LandClear
An AI-native decision tool for residential entitlement work.
The Idea
Residential entitlement — the process of determining whether a piece of land can actually be developed, and on what terms — is a workflow built around two questions, asked in order. First: is this site even worth pursuing? Then: if so, how should I price the risk? The first question is answered today by hours of attorney time and zoning research that mostly rules sites out. The second is a memo most entitlement professionals write by hand, parcel by parcel.
LandClear takes a parcel address and produces structured output for both stages: a screening verdict (go, proceed-with-caution, or no-go) with rationale, and a pre-acquisition due-diligence memo with approval path, key risks, unknowns, and deal-term implications. The goal is not to replace the human decision — it’s to compress the parts of the workflow that are mostly information retrieval, so the human time goes to judgment.
The Approach
Two-stage decision model, four-layer architecture: facts → decisions → risks → output. Facts stay separate from judgments; risk stays separate from memo output. The separation is what makes the system reviewable — a partner can read the assessment and trace any conclusion back to the underlying facts and the rule that mapped one to the other.
Hybrid data: a static Postgres reference layer for things that change slowly (jurisdiction zoning codes, general-plan designations, overlay districts), and real-time Claude web search for things that change on a regulatory or state-bill cycle. The static layer is the source of truth where it exists; the dynamic layer fills gaps with explicit attribution.

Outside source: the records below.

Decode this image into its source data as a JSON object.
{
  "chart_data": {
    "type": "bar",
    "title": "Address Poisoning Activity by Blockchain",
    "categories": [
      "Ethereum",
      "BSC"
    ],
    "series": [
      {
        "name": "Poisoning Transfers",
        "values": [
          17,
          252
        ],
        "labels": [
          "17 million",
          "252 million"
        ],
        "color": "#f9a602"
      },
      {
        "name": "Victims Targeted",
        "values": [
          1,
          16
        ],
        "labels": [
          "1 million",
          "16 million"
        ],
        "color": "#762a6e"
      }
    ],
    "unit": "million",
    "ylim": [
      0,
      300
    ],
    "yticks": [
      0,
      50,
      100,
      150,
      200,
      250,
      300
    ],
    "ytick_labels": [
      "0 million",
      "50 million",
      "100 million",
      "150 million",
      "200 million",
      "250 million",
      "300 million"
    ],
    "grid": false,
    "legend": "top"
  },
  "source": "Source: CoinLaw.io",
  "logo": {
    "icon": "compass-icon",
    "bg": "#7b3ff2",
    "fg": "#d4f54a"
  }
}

That last point is one of the design choices worth flagging on its own. Stage 2 output validation includes guards against the model fabricating quantitative specificity not present in input data — the kind of failure mode that’s invisible in a demo and corrosive in production.
Implementation
- Next.js front end, Supabase (Postgres) for storage, Claude Sonnet via the Anthropic API for generation.
- A normalized schema covering all four layers: jurisdiction, zoning reference, general-plan reference, parcel, five categories of environmental and regulatory overlays, assessment, risk items, and the due-diligence memo — with full constraint coverage (cascade deletes, uniqueness,
CHECKconstraints). - Provider layer: real Claude as the primary path; a context-aware mock fallback when no API key is available, useful for offline development and reproducible demos.
- Output parser validates verdict enum, risk level, and all five memo section keys; rejects on missing required keys or hallucinated quantitative specificity.
The end-to-end pipeline runs against real Southern California parcels with live Claude generation. Two parcels are validated through both stages — one walks the full pre-seeded narrative path, the other proves the system can handle a parcel that’s only seeded with basic facts and let the model do the rest.
Status
Beta-1 closed. The system is currently in private beta with development partners; the next build direction depends on validation feedback on whether the decision model and output structure match how entitlement professionals actually make decisions. Not externally available.